Arriving at court, Palma
President Hollande is not the only one under pressure. On February 5th, the Infanta Cristina, youngest daughter of King Juan Carlos of Spain and mother of four, appeared in court in Palma de Mallorca where in a closed-door meeting with Investigative Judge José Castro she was questioned for seven hours about her involvement in the corruption scandal surrounding her husband Iñaki Urdangarin. Former Olympic handball medalist Urdangarin, who received the title of Duke of Palma upon his marriage to Cristina in 1997, is accused of diverting €6 million from the Nóos Institute, a charitable foundation he managed, to a private company he co-owned with his wife Cristina. Part of the money was spent on lavish parties and on renovating the couple's private villa in Barcelona. Cristina, who sat on the board of Nóos, claims that she never suspected the source of the money she spent and implicitly trusted her husband.

The princess and her husband have not been charged with a crime but are officially listed as suspects. Judge Castro is expected to decide in the coming weeks whether he will call for a trial.

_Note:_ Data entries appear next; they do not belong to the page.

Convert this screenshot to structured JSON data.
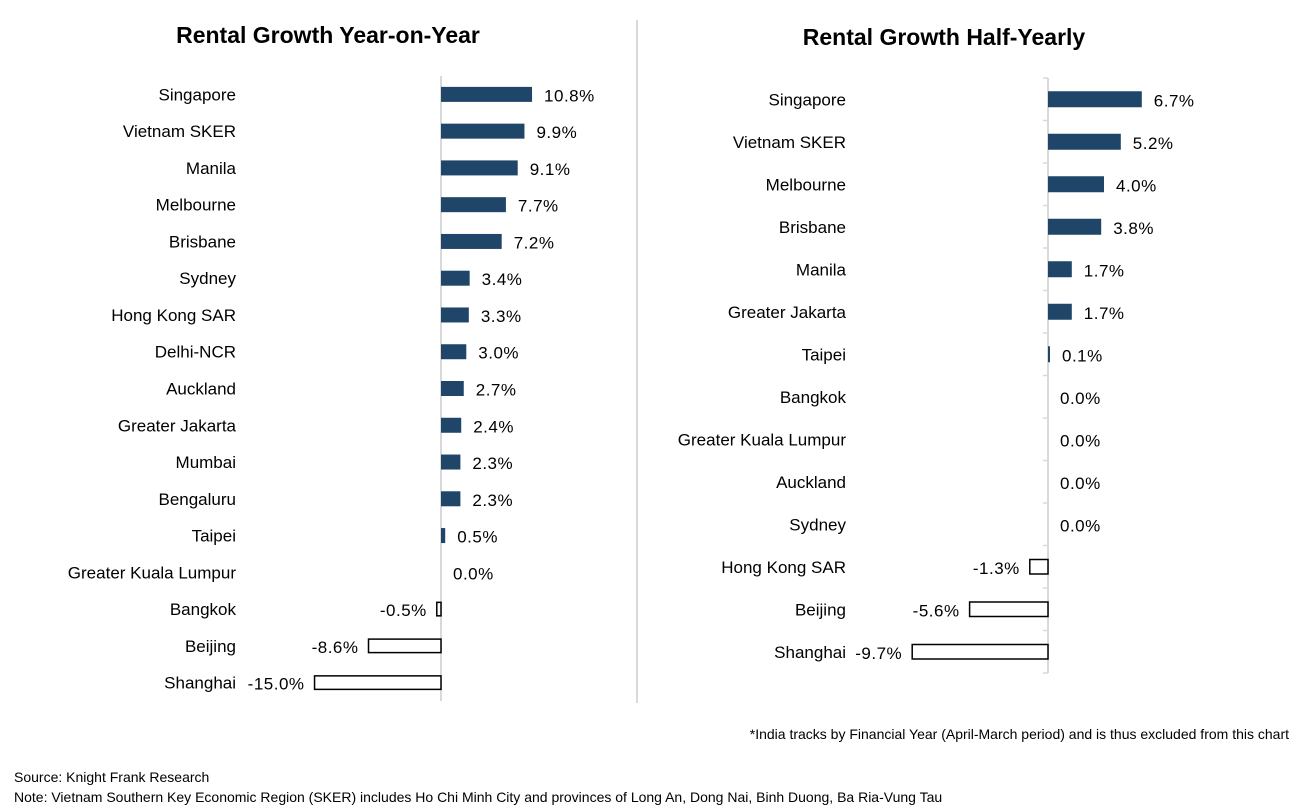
{
  "chart_data": [
    {
      "type": "bar",
      "orientation": "horizontal",
      "title": "Rental Growth Year-on-Year",
      "categories": [
        "Singapore",
        "Vietnam SKER",
        "Manila",
        "Melbourne",
        "Brisbane",
        "Sydney",
        "Hong Kong SAR",
        "Delhi-NCR",
        "Auckland",
        "Greater Jakarta",
        "Mumbai",
        "Bengaluru",
        "Taipei",
        "Greater Kuala Lumpur",
        "Bangkok",
        "Beijing",
        "Shanghai"
      ],
      "values": [
        10.8,
        9.9,
        9.1,
        7.7,
        7.2,
        3.4,
        3.3,
        3.0,
        2.7,
        2.4,
        2.3,
        2.3,
        0.5,
        0.0,
        -0.5,
        -8.6,
        -15.0
      ],
      "value_labels": [
        "10.8%",
        "9.9%",
        "9.1%",
        "7.7%",
        "7.2%",
        "3.4%",
        "3.3%",
        "3.0%",
        "2.7%",
        "2.4%",
        "2.3%",
        "2.3%",
        "0.5%",
        "0.0%",
        "-0.5%",
        "-8.6%",
        "-15.0%"
      ],
      "unit": "%",
      "xlabel": "",
      "ylabel": "",
      "xlim": [
        -15.0,
        10.8
      ],
      "grid": false,
      "axis_ticks": false,
      "colors": {
        "positive": "#1f4569",
        "negative_fill": "#ffffff",
        "negative_stroke": "#000000",
        "axis": "#d9d9d9"
      }
    },
    {
      "type": "bar",
      "orientation": "horizontal",
      "title": "Rental Growth Half-Yearly",
      "categories": [
        "Singapore",
        "Vietnam SKER",
        "Melbourne",
        "Brisbane",
        "Manila",
        "Greater Jakarta",
        "Taipei",
        "Bangkok",
        "Greater Kuala Lumpur",
        "Auckland",
        "Sydney",
        "Hong Kong SAR",
        "Beijing",
        "Shanghai"
      ],
      "values": [
        6.7,
        5.2,
        4.0,
        3.8,
        1.7,
        1.7,
        0.1,
        0.0,
        0.0,
        0.0,
        0.0,
        -1.3,
        -5.6,
        -9.7
      ],
      "value_labels": [
        "6.7%",
        "5.2%",
        "4.0%",
        "3.8%",
        "1.7%",
        "1.7%",
        "0.1%",
        "0.0%",
        "0.0%",
        "0.0%",
        "0.0%",
        "-1.3%",
        "-5.6%",
        "-9.7%"
      ],
      "unit": "%",
      "xlabel": "",
      "ylabel": "",
      "xlim": [
        -9.7,
        6.7
      ],
      "grid": false,
      "axis_ticks": true,
      "colors": {
        "positive": "#1f4569",
        "negative_fill": "#ffffff",
        "negative_stroke": "#000000",
        "axis": "#d9d9d9"
      }
    }
  ],
  "notes": {
    "india": "*India tracks by Financial Year (April-March period) and is thus excluded from this chart",
    "source": "Source: Knight Frank Research",
    "vietnam": "Note: Vietnam Southern Key Economic Region (SKER) includes Ho Chi Minh City and provinces of Long An, Dong Nai, Binh Duong, Ba Ria-Vung Tau"
  }
}
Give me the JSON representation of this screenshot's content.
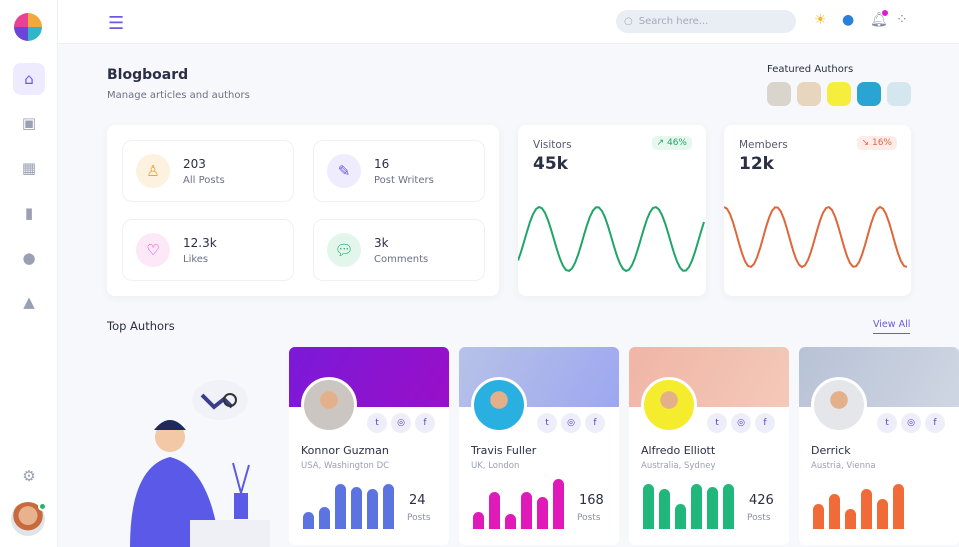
{
  "header": {
    "search_placeholder": "Search here...",
    "icons": [
      "menu-icon",
      "search-icon",
      "sun-icon",
      "palette-icon",
      "bell-icon",
      "apps-icon"
    ],
    "notification_color": "#e01ad4"
  },
  "sidebar": {
    "items": [
      {
        "icon": "home-icon",
        "active": true
      },
      {
        "icon": "gift-icon"
      },
      {
        "icon": "dashboard-icon"
      },
      {
        "icon": "books-icon"
      },
      {
        "icon": "users-icon"
      },
      {
        "icon": "shapes-icon"
      },
      {
        "icon": "settings-icon"
      }
    ],
    "accent": "#6a5ae0"
  },
  "page": {
    "title": "Blogboard",
    "subtitle": "Manage articles and authors",
    "featured_label": "Featured Authors"
  },
  "stats": [
    {
      "value": "203",
      "label": "All Posts",
      "icon": "user-icon",
      "color": "#f0a43a"
    },
    {
      "value": "16",
      "label": "Post Writers",
      "icon": "edit-icon",
      "color": "#6a5ae0"
    },
    {
      "value": "12.3k",
      "label": "Likes",
      "icon": "heart-icon",
      "color": "#e01ad4"
    },
    {
      "value": "3k",
      "label": "Comments",
      "icon": "chat-icon",
      "color": "#1fa567"
    }
  ],
  "metrics": [
    {
      "label": "Visitors",
      "value": "45k",
      "change": "46%",
      "trend": "up",
      "color": "#1fa567"
    },
    {
      "label": "Members",
      "value": "12k",
      "change": "16%",
      "trend": "down",
      "color": "#e0663a"
    }
  ],
  "top_authors": {
    "title": "Top Authors",
    "view_all": "View All",
    "authors": [
      {
        "name": "Konnor Guzman",
        "location": "USA, Washington DC",
        "posts": "24",
        "posts_label": "Posts",
        "color": "#5b74e0",
        "bars": [
          0.35,
          0.45,
          0.9,
          0.85,
          0.8,
          0.9
        ]
      },
      {
        "name": "Travis Fuller",
        "location": "UK, London",
        "posts": "168",
        "posts_label": "Posts",
        "color": "#e01ab8",
        "bars": [
          0.35,
          0.75,
          0.3,
          0.75,
          0.65,
          1.0
        ]
      },
      {
        "name": "Alfredo Elliott",
        "location": "Australia, Sydney",
        "posts": "426",
        "posts_label": "Posts",
        "color": "#22b77a",
        "bars": [
          0.9,
          0.8,
          0.5,
          0.9,
          0.85,
          0.9
        ]
      },
      {
        "name": "Derrick",
        "location": "Austria, Vienna",
        "posts": "",
        "posts_label": "",
        "color": "#f06a3a",
        "bars": [
          0.5,
          0.7,
          0.4,
          0.8,
          0.6,
          0.9
        ]
      }
    ]
  }
}
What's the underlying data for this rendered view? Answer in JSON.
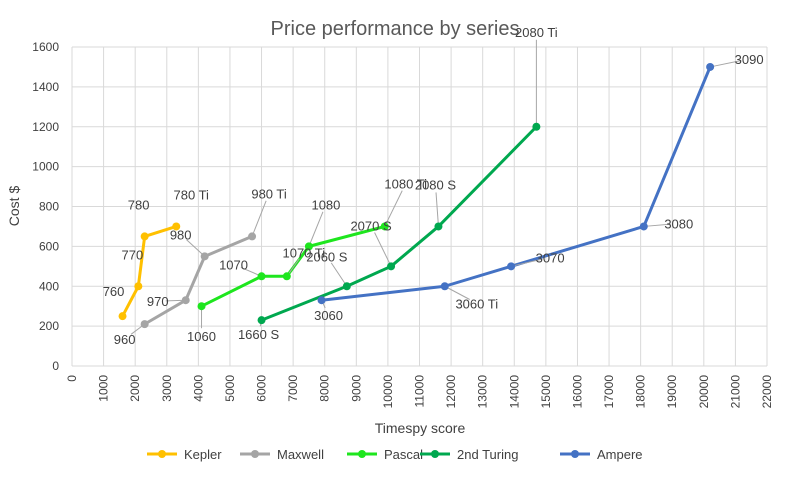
{
  "chart_data": {
    "type": "line",
    "title": "Price performance by series",
    "xlabel": "Timespy score",
    "ylabel": "Cost $",
    "xlim": [
      0,
      22000
    ],
    "ylim": [
      0,
      1600
    ],
    "x_ticks": [
      0,
      1000,
      2000,
      3000,
      4000,
      5000,
      6000,
      7000,
      8000,
      9000,
      10000,
      11000,
      12000,
      13000,
      14000,
      15000,
      16000,
      17000,
      18000,
      19000,
      20000,
      21000,
      22000
    ],
    "y_ticks": [
      0,
      200,
      400,
      600,
      800,
      1000,
      1200,
      1400,
      1600
    ],
    "grid": true,
    "legend_position": "bottom",
    "series": [
      {
        "name": "Kepler",
        "color": "#FFC000",
        "points": [
          {
            "x": 1600,
            "y": 250,
            "label": "760"
          },
          {
            "x": 2100,
            "y": 400,
            "label": "770"
          },
          {
            "x": 2300,
            "y": 650,
            "label": "780"
          },
          {
            "x": 3300,
            "y": 700,
            "label": "780 Ti"
          }
        ]
      },
      {
        "name": "Maxwell",
        "color": "#A5A5A5",
        "points": [
          {
            "x": 2300,
            "y": 210,
            "label": "960"
          },
          {
            "x": 3600,
            "y": 330,
            "label": "970"
          },
          {
            "x": 4200,
            "y": 550,
            "label": "980"
          },
          {
            "x": 5700,
            "y": 650,
            "label": "980 Ti"
          }
        ]
      },
      {
        "name": "Pascal",
        "color": "#1EE61E",
        "points": [
          {
            "x": 4100,
            "y": 300,
            "label": "1060"
          },
          {
            "x": 6000,
            "y": 450,
            "label": "1070"
          },
          {
            "x": 6800,
            "y": 450,
            "label": "1070 Ti"
          },
          {
            "x": 7500,
            "y": 600,
            "label": "1080"
          },
          {
            "x": 9900,
            "y": 700,
            "label": "1080 Ti"
          }
        ]
      },
      {
        "name": "2nd Turing",
        "color": "#00A84F",
        "points": [
          {
            "x": 6000,
            "y": 230,
            "label": "1660 S"
          },
          {
            "x": 8700,
            "y": 400,
            "label": "2060 S"
          },
          {
            "x": 10100,
            "y": 500,
            "label": "2070 S"
          },
          {
            "x": 11600,
            "y": 700,
            "label": "2080 S"
          },
          {
            "x": 14700,
            "y": 1200,
            "label": "2080 Ti"
          }
        ]
      },
      {
        "name": "Ampere",
        "color": "#4472C4",
        "points": [
          {
            "x": 7900,
            "y": 330,
            "label": "3060"
          },
          {
            "x": 11800,
            "y": 400,
            "label": "3060 Ti"
          },
          {
            "x": 13900,
            "y": 500,
            "label": "3070"
          },
          {
            "x": 18100,
            "y": 700,
            "label": "3080"
          },
          {
            "x": 20200,
            "y": 1500,
            "label": "3090"
          }
        ]
      }
    ]
  }
}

Cristina and Iñaki Urdangarin
This corruption scandal has further weakened the Spanish monarchy, after the public outcry in April 2012 when King Juan Carlos went on an expensive elephant-hunting safari in Botswana while his country was mired in an economic crisis. Further allegations of an affair with a glamorous German divorcee, as well as his diminished physical condition following five operations in 18 months, have fueled demands for the 76-year-old king's abdication in favor of his heir, 46-year-old crown prince Felipe. There also is a growing movement of Republicans who would like to see the monarchy abolished altogether.


In several villages of the Nord Pas de Calais region of France, a rash of thefts of hydrangeas (called hortensias here) from private gardens has been noted in recent weeks. It now appears that dried hydrangea flowers mixed with tobacco can be smoked like marijuana, with similar hallucinogenic effects. There is little or no scientific evidence available, but Kurt Hostettmann, honorary professor of pharmacology at the University of Lausanne and Geneva, says that when smoked, hydrangea flowers can have euphoria-inducing effects similar to those caused by THC (tetrahydrocannabinol), a psychoactive substance found in the cannabis plant. He warns, however, that regular users risk poisoning themselves. "The secondary effects are very dangerous to the health", he says, causing stomach and respiratory problems and, when used in large amounts, can produce prussic acid, the base of Zyklon B gas used in the Nazi death chambers.

The hydrangea flower as a cheap substitute for marijuana seems to have originated in 2013 in Bavaria where hydrangea plants kept consistently disappearing from public gardens, until police caught the culprits.

As French gendarmes have vowed to catch their own Hortensia Gang, villagers in Nord Pas de Calais have begun moving their plants closer to the house and with the help of the old-time vigilante network of a French village, stand ready to do battle with the invaders.